今週の待ち時間は0から15分ぐらいでは?午前中の早い時間がお薦め。午後は暑くて、ベビーカーでも車でもきついですね。チャイルドシートが暑くなり過ぎて、小さなお子さんはつらい。午前中の方が安全でしょう。健診と予防接種も、診療時間内はいつでもOKということで。
毎年の恒例行事ですが、7月末から8月まで、受付に小さなオモチャを置きます。今年は震災や放射能など、健康や心の面で、暗い話題が続いています。少し早いのですが、7月からいろいろな種類の小さなオモチャやシールを選びました。気に入った物を選んで、お持ち帰り下さい。こういうイベントもたまにはいい?

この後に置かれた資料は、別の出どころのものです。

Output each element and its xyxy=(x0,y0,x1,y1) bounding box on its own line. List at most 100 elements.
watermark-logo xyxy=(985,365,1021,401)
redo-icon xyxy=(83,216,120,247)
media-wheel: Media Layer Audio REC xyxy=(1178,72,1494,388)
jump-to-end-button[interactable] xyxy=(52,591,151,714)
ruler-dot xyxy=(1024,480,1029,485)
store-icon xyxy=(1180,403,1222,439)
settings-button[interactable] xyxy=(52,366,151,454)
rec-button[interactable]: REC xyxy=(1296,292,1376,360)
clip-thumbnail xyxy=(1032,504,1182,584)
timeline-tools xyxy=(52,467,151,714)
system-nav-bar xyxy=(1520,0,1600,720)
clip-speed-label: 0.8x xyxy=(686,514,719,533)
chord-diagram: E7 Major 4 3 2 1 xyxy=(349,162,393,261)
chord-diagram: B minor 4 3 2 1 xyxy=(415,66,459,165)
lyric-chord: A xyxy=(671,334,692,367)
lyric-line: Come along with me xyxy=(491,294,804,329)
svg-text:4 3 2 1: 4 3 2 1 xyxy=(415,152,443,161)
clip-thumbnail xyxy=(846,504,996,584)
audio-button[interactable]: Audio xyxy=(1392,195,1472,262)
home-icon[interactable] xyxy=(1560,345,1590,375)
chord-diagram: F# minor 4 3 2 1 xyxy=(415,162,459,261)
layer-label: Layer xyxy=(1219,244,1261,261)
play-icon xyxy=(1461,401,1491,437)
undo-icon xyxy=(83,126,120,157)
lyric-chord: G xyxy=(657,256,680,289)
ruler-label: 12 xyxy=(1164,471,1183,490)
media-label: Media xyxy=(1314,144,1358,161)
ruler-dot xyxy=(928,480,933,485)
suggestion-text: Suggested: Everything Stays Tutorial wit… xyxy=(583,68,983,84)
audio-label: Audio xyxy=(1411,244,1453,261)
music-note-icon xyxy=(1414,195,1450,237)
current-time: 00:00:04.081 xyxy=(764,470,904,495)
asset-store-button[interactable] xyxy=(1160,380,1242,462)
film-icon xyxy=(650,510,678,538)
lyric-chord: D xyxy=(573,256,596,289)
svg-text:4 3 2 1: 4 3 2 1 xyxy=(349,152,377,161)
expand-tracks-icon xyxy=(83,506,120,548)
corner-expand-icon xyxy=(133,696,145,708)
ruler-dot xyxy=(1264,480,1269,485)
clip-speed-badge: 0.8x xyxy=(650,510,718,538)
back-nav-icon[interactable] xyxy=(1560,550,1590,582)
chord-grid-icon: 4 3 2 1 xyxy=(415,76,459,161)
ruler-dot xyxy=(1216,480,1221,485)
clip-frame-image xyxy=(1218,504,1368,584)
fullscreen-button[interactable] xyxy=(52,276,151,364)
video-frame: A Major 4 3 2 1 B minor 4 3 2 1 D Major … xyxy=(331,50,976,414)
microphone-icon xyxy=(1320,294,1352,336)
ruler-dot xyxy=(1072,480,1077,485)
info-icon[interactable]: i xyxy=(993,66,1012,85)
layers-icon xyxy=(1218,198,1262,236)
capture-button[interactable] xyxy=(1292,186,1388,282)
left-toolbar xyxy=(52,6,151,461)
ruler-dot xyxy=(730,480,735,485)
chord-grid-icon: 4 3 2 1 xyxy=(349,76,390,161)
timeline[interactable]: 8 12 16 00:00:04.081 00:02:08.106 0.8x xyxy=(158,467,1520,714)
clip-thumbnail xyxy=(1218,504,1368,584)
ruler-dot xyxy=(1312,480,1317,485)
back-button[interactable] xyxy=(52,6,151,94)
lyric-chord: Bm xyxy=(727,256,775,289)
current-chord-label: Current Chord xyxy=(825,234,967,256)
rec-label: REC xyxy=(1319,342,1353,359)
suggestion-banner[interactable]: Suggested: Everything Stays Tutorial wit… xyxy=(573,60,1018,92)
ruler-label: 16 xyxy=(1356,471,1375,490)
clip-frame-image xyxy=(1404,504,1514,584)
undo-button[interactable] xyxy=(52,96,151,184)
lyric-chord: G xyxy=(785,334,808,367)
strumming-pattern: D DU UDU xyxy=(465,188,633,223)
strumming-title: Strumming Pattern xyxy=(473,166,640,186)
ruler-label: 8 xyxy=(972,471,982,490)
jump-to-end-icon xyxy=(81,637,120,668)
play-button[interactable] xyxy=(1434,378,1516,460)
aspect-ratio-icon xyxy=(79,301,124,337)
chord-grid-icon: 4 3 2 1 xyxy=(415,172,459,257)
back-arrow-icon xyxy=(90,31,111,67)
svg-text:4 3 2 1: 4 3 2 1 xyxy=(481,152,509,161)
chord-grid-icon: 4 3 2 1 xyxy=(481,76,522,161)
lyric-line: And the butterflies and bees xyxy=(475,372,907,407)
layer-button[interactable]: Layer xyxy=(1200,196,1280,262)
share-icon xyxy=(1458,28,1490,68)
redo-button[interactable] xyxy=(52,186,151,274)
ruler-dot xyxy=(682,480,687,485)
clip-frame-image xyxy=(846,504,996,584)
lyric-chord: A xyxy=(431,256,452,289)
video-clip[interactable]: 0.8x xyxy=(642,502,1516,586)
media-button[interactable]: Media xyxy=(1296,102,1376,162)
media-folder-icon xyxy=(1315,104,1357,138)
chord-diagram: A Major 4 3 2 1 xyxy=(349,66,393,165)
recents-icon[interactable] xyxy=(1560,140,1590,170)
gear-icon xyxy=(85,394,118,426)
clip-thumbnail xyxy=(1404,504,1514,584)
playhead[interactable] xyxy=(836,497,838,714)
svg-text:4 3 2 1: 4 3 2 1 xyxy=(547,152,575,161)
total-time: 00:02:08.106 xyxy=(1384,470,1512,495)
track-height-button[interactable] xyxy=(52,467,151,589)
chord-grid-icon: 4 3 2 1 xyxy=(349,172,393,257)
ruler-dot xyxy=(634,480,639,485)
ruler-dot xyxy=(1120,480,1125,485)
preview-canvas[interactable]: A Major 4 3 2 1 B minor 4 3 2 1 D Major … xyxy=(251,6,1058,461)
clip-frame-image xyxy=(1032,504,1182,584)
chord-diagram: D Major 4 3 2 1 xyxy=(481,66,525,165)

入口のキリギリス(いつの間にか2匹に)が元気よく鳴き始めました。虫嫌いの方は、お許しください。「ギーチョン、ギーチョン」と鳴く声は、真夏!という感じ。診察室にも聞こえてきます。気分転換にはいいですね(私だけかもしれませんが)。

あせも(汗疹)水

手足口病とヘルパンギーナの流行時期になった。今年は少ない。明日(日曜日)の午後3時30分から4時30分の1時間診療します。お困りの方はどうぞ。
皮膚科の先生のメーリングリストに参加させていただいている。昨年の夏、汗疹(あせも)水の成分が話題となった。しかし、私はあまり興味がなかった。理由は私の「水薬嫌い」に。ごく一部の薬を除いては、私は粉薬しか処方しない。理由は子供が誤飲することだ。「テーブルの上に置いていたら、3日分を一気に飲んでしまった」ということがある。まして、皮膚につける水薬を、誤って飲まれても困る。
今年は節電の影響もあって、汗疹で苦しむお子さんが多い。これからが夏本番。思い余って、汗疹水を作ってみようと思った。ところが、昨年のメールはとっくに削除済み。そこで、勤務医時代からの友人である、千歳台きたのクリニック(皮膚科、形成外科、小児外科)の北野先生ご夫妻にメールを送って、汗疹水の成分を教えていただいた。7月1日から使っている。今年は活躍する処方になるのだろう。
(汗疹)
汗疹は皮膚にある汗の出る穴(汗腺)がつまって、中に汗が溜まり、感染と炎症で赤くなった状態を言います。皮膚を洗って汗腺のつまりをとり、軽く消毒することが基本です。保湿は汗腺のつまりを助長しますので厳禁です。基本は皮膚を洗って、乾燥させることです。
(あせも水の特徴)
1) 皮膚を乾燥させる作用があります。汗疹は汗で湿っている皮膚に起こる病気です。
2) ふやけた皮膚を引き締める効果があります。
3) 軽い消毒作用があります。
4) 朝のシャワーの後や、風呂上がりなどにお使い下さい。1日2-3回が目安です。
5) 傷がある皮膚では、チクチクとした刺激感があります。
6) 乾燥肌には使わないで下さい。
7) 間違って、飲まないように。